Having Pi-hole do the conversion would mean to mutiply the effort for Punycode conversions by number of Pi-hole installations times building the gravity when using that list.
This would not only be a waste of ressources, it would slow down gravity creation as well.

1 Like

Thanks for the explanation, didn't know that DNS uses a subset of ASCII.

Will contact the list maintainer.

It's still crap, but you want to stuff yourself full of manure, I guess that's your wish.

If this stays then it needs to say

976 of 976 lines importable and that's it. No implying the list is quality, no saying it's 100% correct.

The latest update turned it into

 Target: https://raw.githubusercontent.com/r-a-y/mobile-hosts/master/AdguardDNS.txt
  [✓] Status: Retrieval successful
  [i] 28614 of 28619 domains imported (99.9%)
      Sample of invalid domains (showing up to five):
      - банрек.рус
      - укроп-петрушка-огурцы.рф
      - хельга.рф
      - эхх.рф
      - mxtads.com:8040

  [i] Target: https://gitlab.com/ZeroDot1/CoinBlockerLists/raw/master/hosts
  [✓] Status: Retrieval successful
  [i] 46752 of 46752 domains imported (100.0%)
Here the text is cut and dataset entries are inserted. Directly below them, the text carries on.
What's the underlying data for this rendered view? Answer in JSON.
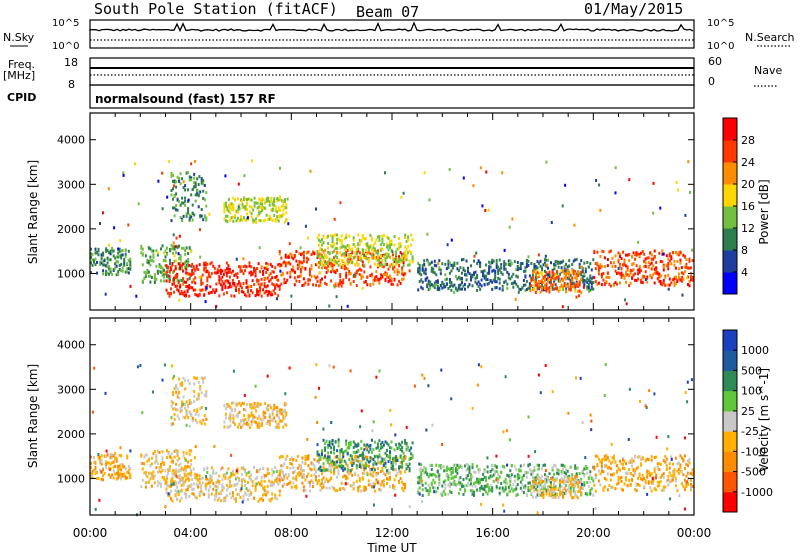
{
  "header": {
    "station": "South Pole Station (fitACF)",
    "beam": "Beam 07",
    "date": "01/May/2015"
  },
  "panels": {
    "nsky_label": "N.Sky",
    "nsky_ticks": [
      "10^5",
      "10^0"
    ],
    "nsearch_label": "N.Search",
    "nsearch_ticks": [
      "10^5",
      "10^0"
    ],
    "freq_label_1": "Freq.",
    "freq_label_2": "[MHz]",
    "freq_ticks": [
      "18",
      "8"
    ],
    "nave_label": "Nave",
    "nave_ticks": [
      "60",
      "0"
    ],
    "cpid_label": "CPID",
    "cpid_value": "normalsound (fast) 157 RF"
  },
  "colors": {
    "power_scale": [
      "#0000ff",
      "#1e3fa0",
      "#2e7d4f",
      "#73c040",
      "#ffd700",
      "#ff8c00",
      "#ff3800",
      "#ff0000"
    ],
    "velocity_scale": [
      "#ff0000",
      "#ff5500",
      "#ff8c00",
      "#ffb000",
      "#c8c8c8",
      "#5ec83a",
      "#2e8b57",
      "#1e5aa0",
      "#1a3fc0"
    ]
  },
  "chart_data": [
    {
      "type": "heatmap",
      "title": "",
      "xlabel": "Time UT",
      "ylabel": "Slant Range [km]",
      "x_ticks": [
        "00:00",
        "04:00",
        "08:00",
        "12:00",
        "16:00",
        "20:00",
        "00:00"
      ],
      "y_ticks": [
        "1000",
        "2000",
        "3000",
        "4000"
      ],
      "xlim": [
        0,
        24
      ],
      "ylim": [
        180,
        4600
      ],
      "colorbar_label": "Power [dB]",
      "colorbar_ticks": [
        "28",
        "24",
        "20",
        "16",
        "12",
        "8",
        "4"
      ],
      "color_range": [
        0,
        30
      ],
      "scatter_bands": [
        {
          "start": 0.0,
          "end": 1.6,
          "center": 1300,
          "width": 300,
          "value": 10
        },
        {
          "start": 2.0,
          "end": 4.0,
          "center": 1250,
          "width": 420,
          "value": 12
        },
        {
          "start": 3.0,
          "end": 7.5,
          "center": 900,
          "width": 380,
          "value": 26
        },
        {
          "start": 3.2,
          "end": 4.6,
          "center": 2750,
          "width": 550,
          "value": 10
        },
        {
          "start": 5.3,
          "end": 7.8,
          "center": 2450,
          "width": 280,
          "value": 15
        },
        {
          "start": 7.5,
          "end": 12.5,
          "center": 1150,
          "width": 400,
          "value": 24
        },
        {
          "start": 9.0,
          "end": 12.8,
          "center": 1550,
          "width": 350,
          "value": 15
        },
        {
          "start": 13.0,
          "end": 20.0,
          "center": 1000,
          "width": 350,
          "value": 8
        },
        {
          "start": 17.5,
          "end": 19.5,
          "center": 850,
          "width": 250,
          "value": 22
        },
        {
          "start": 20.0,
          "end": 23.9,
          "center": 1150,
          "width": 400,
          "value": 24
        }
      ]
    },
    {
      "type": "heatmap",
      "title": "",
      "xlabel": "Time UT",
      "ylabel": "Slant Range [km]",
      "x_ticks": [
        "00:00",
        "04:00",
        "08:00",
        "12:00",
        "16:00",
        "20:00",
        "00:00"
      ],
      "y_ticks": [
        "1000",
        "2000",
        "3000",
        "4000"
      ],
      "xlim": [
        0,
        24
      ],
      "ylim": [
        180,
        4600
      ],
      "colorbar_label": "Velocity [m s^-1]",
      "colorbar_ticks": [
        "1000",
        "500",
        "100",
        "25",
        "-25",
        "-100",
        "-500",
        "-1000"
      ],
      "color_range": [
        -1200,
        1200
      ],
      "scatter_bands": [
        {
          "start": 0.0,
          "end": 1.6,
          "center": 1300,
          "width": 300,
          "value": -300
        },
        {
          "start": 2.0,
          "end": 4.0,
          "center": 1250,
          "width": 420,
          "value": -200
        },
        {
          "start": 3.0,
          "end": 7.5,
          "center": 900,
          "width": 380,
          "value": -150
        },
        {
          "start": 3.2,
          "end": 4.6,
          "center": 2750,
          "width": 550,
          "value": -150
        },
        {
          "start": 5.3,
          "end": 7.8,
          "center": 2450,
          "width": 280,
          "value": -200
        },
        {
          "start": 7.5,
          "end": 12.5,
          "center": 1150,
          "width": 400,
          "value": -250
        },
        {
          "start": 9.0,
          "end": 12.8,
          "center": 1550,
          "width": 350,
          "value": 500
        },
        {
          "start": 13.0,
          "end": 20.0,
          "center": 1000,
          "width": 350,
          "value": 300
        },
        {
          "start": 17.5,
          "end": 19.5,
          "center": 850,
          "width": 250,
          "value": -200
        },
        {
          "start": 20.0,
          "end": 23.9,
          "center": 1150,
          "width": 400,
          "value": -300
        }
      ]
    }
  ]
}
Now that it is a problem, the users will have to clean up their lists, or the list maintainers will have to clean up the lists.

I want to have users know that they are putting garbage in to their DNS servers and learn to not do it anymore. This will help everyone going forward and far in to the future. If we have to monkeypatch in workarounds for bad data then no one will ever change and they will continue to put crap in their DNS servers.

1 Like

So you're saying people will stop using Pi-hole because we tell them that their lists were ineffective before and now they are not valid? Seems that we'd gain more trust from being fully transparent and teaching people what exactly it is they are doing.

You don't tell a diabetic to eat a dozen donuts but just remember to triple the insulin the next time.

There should be no rating. Pi-hole does not and can not "rate" a list. I can make a 100% accepted list that blocks you from accessing anything outside of your local network. Is that Quality 100!? People will now say "Hey, this is a 100% Pi-hole list! It's full of shit, but it's 100%!"